Monday, April 04, 2016

Royal Jelly May Help Treat Type 2 Diabetes

Effect of Royal Jelly Intake on Serum Glucose, Apolipoprotein A-I (ApoA-I), Apolipoprotein B (ApoB) and ApoB/ApoA-I Ratios in Patients with Type 2 Diabetes: A Randomized, Double-Blind Clinical Trial Study

Canadian Journal of Diabetes

Available online 22 March 2016


Type 2 diabetes is the most common metabolic disorder worldwide. Evidence supports a role for royal jelly (RJ) in reduction of serum glucose and lipids in animals and healthy subjects. The purpose of this study was to determine the effect of RJ intake on serum glucose, apolipoprotein A-I (ApoA-I), apolipoprotein B (ApoB) and ApoB/ApoA-I ratios in patients with type 2 diabetes.

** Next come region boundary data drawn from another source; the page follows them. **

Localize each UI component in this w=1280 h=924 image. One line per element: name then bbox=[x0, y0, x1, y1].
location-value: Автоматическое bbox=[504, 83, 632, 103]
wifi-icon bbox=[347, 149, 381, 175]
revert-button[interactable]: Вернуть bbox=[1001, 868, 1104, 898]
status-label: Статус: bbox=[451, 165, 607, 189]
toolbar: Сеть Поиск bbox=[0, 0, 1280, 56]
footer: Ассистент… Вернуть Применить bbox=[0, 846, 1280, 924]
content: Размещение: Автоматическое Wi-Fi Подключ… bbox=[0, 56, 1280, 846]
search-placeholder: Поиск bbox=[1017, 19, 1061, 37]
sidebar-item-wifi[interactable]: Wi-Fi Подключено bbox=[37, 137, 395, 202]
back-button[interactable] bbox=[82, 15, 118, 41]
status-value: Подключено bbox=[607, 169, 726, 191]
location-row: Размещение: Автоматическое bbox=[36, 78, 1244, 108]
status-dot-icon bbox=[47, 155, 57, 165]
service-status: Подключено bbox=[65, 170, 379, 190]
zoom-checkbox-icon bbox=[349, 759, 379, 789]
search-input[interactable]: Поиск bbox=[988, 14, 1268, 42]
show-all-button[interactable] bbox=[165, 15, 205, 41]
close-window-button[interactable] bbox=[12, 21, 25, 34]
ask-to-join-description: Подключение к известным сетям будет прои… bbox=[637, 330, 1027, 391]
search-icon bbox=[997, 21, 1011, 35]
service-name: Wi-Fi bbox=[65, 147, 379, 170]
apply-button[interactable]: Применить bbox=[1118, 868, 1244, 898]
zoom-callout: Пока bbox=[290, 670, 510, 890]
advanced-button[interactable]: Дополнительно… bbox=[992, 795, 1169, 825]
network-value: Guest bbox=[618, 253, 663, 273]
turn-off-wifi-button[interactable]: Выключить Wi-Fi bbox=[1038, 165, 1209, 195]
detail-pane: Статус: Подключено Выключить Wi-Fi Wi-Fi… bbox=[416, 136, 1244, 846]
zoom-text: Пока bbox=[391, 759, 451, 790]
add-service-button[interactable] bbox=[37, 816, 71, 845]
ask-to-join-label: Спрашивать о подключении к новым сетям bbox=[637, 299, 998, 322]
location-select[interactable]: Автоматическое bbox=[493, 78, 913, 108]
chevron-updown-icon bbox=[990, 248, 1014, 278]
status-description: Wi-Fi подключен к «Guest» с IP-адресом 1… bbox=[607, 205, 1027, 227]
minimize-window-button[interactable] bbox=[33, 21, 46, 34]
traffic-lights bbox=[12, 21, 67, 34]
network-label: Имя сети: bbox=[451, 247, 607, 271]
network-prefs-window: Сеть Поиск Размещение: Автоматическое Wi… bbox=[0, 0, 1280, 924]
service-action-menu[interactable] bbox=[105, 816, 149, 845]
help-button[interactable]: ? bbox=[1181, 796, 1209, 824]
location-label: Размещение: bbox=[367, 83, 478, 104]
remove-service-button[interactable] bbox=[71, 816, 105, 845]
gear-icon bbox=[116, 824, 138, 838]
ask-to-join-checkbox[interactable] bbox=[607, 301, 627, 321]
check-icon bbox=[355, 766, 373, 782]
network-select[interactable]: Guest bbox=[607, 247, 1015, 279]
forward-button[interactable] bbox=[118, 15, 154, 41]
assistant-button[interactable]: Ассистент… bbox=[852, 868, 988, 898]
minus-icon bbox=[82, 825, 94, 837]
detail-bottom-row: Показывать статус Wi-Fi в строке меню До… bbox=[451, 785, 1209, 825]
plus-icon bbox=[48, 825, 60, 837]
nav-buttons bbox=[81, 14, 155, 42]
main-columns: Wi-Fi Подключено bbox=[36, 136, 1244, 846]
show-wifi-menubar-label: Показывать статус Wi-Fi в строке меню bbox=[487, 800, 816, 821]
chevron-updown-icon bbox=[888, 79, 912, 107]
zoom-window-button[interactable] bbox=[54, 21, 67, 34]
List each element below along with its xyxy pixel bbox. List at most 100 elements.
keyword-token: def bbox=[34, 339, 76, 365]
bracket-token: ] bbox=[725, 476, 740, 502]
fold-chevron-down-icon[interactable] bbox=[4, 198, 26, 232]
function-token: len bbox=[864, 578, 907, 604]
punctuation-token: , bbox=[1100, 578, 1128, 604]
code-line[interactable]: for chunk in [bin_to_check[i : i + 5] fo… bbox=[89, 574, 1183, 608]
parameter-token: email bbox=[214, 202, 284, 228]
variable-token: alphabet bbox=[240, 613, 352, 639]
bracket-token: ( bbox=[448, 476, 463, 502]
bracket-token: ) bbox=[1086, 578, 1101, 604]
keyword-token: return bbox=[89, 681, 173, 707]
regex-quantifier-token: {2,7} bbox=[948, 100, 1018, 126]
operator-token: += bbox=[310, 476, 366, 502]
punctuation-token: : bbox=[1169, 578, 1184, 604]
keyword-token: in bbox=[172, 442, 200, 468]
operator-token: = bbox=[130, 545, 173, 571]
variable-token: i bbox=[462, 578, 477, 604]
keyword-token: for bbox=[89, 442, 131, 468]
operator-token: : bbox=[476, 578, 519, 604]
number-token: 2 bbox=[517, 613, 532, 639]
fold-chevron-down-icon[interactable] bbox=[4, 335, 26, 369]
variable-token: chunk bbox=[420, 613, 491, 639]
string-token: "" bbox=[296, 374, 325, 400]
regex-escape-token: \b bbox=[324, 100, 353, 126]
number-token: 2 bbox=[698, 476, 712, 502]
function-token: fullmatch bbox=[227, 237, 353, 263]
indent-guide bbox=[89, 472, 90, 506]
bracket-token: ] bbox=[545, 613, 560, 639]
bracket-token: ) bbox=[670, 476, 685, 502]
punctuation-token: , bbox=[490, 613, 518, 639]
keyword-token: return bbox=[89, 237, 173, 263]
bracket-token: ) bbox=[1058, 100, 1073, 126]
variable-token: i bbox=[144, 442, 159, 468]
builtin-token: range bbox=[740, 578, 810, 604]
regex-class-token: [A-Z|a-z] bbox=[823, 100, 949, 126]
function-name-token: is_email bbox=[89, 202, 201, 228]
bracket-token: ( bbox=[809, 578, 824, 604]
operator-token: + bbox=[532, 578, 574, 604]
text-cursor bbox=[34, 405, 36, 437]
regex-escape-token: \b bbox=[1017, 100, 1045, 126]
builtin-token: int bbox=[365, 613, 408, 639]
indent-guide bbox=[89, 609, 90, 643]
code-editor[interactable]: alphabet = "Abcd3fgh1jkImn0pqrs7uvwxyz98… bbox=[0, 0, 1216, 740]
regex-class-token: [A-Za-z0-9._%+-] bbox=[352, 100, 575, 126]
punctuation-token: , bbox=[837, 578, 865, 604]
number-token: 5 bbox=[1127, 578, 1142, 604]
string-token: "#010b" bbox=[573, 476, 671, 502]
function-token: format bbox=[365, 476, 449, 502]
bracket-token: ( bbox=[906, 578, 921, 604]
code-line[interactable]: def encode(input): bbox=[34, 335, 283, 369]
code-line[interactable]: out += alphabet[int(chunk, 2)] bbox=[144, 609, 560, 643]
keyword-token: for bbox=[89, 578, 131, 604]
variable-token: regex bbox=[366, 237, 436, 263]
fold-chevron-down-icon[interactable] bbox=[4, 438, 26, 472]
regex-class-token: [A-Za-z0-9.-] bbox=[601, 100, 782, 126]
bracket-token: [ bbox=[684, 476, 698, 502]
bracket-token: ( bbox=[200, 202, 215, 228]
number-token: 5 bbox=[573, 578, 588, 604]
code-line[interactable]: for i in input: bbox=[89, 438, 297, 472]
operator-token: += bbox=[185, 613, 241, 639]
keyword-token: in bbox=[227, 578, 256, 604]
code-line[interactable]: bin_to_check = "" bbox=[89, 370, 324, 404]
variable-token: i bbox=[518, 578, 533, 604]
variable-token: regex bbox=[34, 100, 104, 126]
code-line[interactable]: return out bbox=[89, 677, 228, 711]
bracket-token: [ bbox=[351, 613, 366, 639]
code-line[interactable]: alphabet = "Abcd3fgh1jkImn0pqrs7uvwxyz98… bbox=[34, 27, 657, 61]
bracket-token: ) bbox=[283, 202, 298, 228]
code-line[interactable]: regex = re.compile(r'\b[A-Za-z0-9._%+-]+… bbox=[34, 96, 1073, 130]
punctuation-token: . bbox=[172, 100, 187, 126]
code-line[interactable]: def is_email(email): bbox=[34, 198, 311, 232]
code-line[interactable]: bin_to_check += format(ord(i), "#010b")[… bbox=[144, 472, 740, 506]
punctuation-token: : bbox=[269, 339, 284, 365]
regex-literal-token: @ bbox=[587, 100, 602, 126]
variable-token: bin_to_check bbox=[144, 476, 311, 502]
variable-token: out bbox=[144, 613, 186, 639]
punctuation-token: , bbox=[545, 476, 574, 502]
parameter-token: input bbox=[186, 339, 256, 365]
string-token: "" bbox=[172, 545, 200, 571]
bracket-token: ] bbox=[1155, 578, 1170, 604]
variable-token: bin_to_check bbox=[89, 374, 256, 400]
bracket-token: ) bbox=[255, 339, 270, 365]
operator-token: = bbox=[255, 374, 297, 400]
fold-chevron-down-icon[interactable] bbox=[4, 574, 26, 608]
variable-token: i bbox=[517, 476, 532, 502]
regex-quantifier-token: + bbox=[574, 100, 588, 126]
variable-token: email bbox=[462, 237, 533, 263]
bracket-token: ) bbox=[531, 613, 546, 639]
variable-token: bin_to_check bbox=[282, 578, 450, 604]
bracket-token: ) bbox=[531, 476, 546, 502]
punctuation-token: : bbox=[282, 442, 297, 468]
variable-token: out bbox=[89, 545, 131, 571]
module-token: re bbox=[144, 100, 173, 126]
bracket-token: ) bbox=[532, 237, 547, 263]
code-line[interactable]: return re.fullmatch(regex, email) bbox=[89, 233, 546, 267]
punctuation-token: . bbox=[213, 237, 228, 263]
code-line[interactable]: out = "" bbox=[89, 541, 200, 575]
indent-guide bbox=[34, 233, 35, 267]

Fifty patients with type 2 diabetes participated in a double-blind, placebo-controlled study. The participants were randomly divided into RJ and placebo groups and were given doses of 1000 mg royal jelly or placebo 3 times a day for 8 weeks, respectively. Weight, height, fasting blood glucose, ApoA-I and ApoB were measured at baseline and endpoint.


There were no significant differences in baseline characteristics and dietary intakes between groups. The mean difference in glucose concentrations decreased in the RJ group (−9.4 mg/dL vs. 4 mg/dL; p = 0.011). The mean difference in ApoA-I concentrations increased in the RJ group (34.4 mg/dL vs. −1.08 mg/dL; p = 0.013). There was a significant decrease in mean difference of ApoB/ApoA-I in the RJ group compared with the placebo group (0.008 vs. 0.13; p < 0.044), respectively.


These data suggest that RJ intake may have desirable effects on serum glucose, Apo-A-I concentrations and ApoB/ApoA-I ratios in people with type 2 diabetes.